Grâce à ces dispositions secrètes, ma manière de faire était si simple, qu’il était impossible de deviner comment je m’y prenais, tandis que les manipulations de Comus faisaient nécessairement supposer qu’on était victime de sa dextérité. Je fus déclaré vainqueur à l’unanimité. Des bravos prolongés accueillirent cette décision, et les amis mêmes de Comus, délaissant mon rival, vinrent m’offrir une charmante épingle en or, surmontée d’un gobelet, insigne de ma profession. Cette épingle, à ce que m’apprit un des assistants, avait été commandée par le pauvre Comus, qui croyait bien qu’elle lui serait revenue.

Je puis, ajouta Torrini, me vanter à bon droit de cette victoire, car si Zilberman m’avait laissé la boîte, il ne m’avait pas montré le coup de piquet dont j’ai imaginé moi-même les combinaisons. Ce tour n’était-il pas, je vous le demande, bien supérieur à celui de Comus qui, il est vrai, faisait illusion à la multitude, mais que le moindre prestidigitateur pouvait facilement deviner?

En sa qualité d’inventeur, Torrini avait un amour-propre extrême; mais c’était, je crois, son seul défaut, et il le rachetait, du reste, par la facilité avec laquelle lui-même accordait aux autres des éloges. S’il attribuait à chacun la part de mérite qui lui revenait, il avait à cœur qu’on lui rendît la justice qui lui était due.

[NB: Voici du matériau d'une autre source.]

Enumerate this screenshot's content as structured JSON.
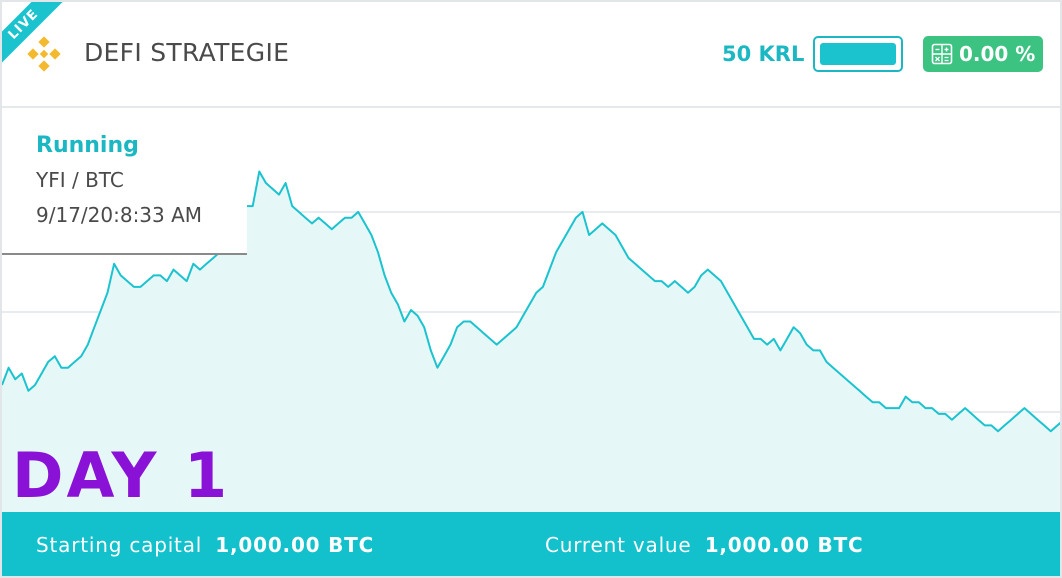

Son récit terminé, je lui adressai les compliments les plus sincères, tant sur son invention que sur l’avantage qu’il en avait retiré vis-à-vis de Comus.

Ainsi voyageant, et nous arrêtant de temps à autre pour donner des séances dans les villes où nous pouvions espérer faire recette, nous dépassâmes Limoges et nous nous trouvâmes sur la route qui mène de cette ville à Clermont.

Torrini se proposait de donner quelques représentations dans le chef-lieu du Puy-de-Dôme, après quoi il voulait retourner directement en Italie, car il en regrettait le doux climat et les fanatiques ovations.

Je comptais moi-même me séparer alors de lui. Il y avait environ deux mois que nous voyagions ensemble; or, c’était à peu près le terme que j’avais fixé pour la réparation de l’automate, et mon travail était sur le point d’être terminé.

D’un autre côté, j’avais le droit de demander mon congé, sans crainte d’être taxé d’ingratitude. La santé de Torrini était devenue aussi bonne que nous pouvions l’espérer, et je lui avais donné tout le temps dont je pouvais raisonnablement disposer.

Néanmoins, il me coûtait de parler encore de séparation, car mon professeur enchanté de mes progrès et de mon adresse, ne concevait pas que je puisse avoir d’autre intérêt, d’autre désir que celui de continuer à voyager avec lui, et de finir par être ou son suppléant ou son successeur.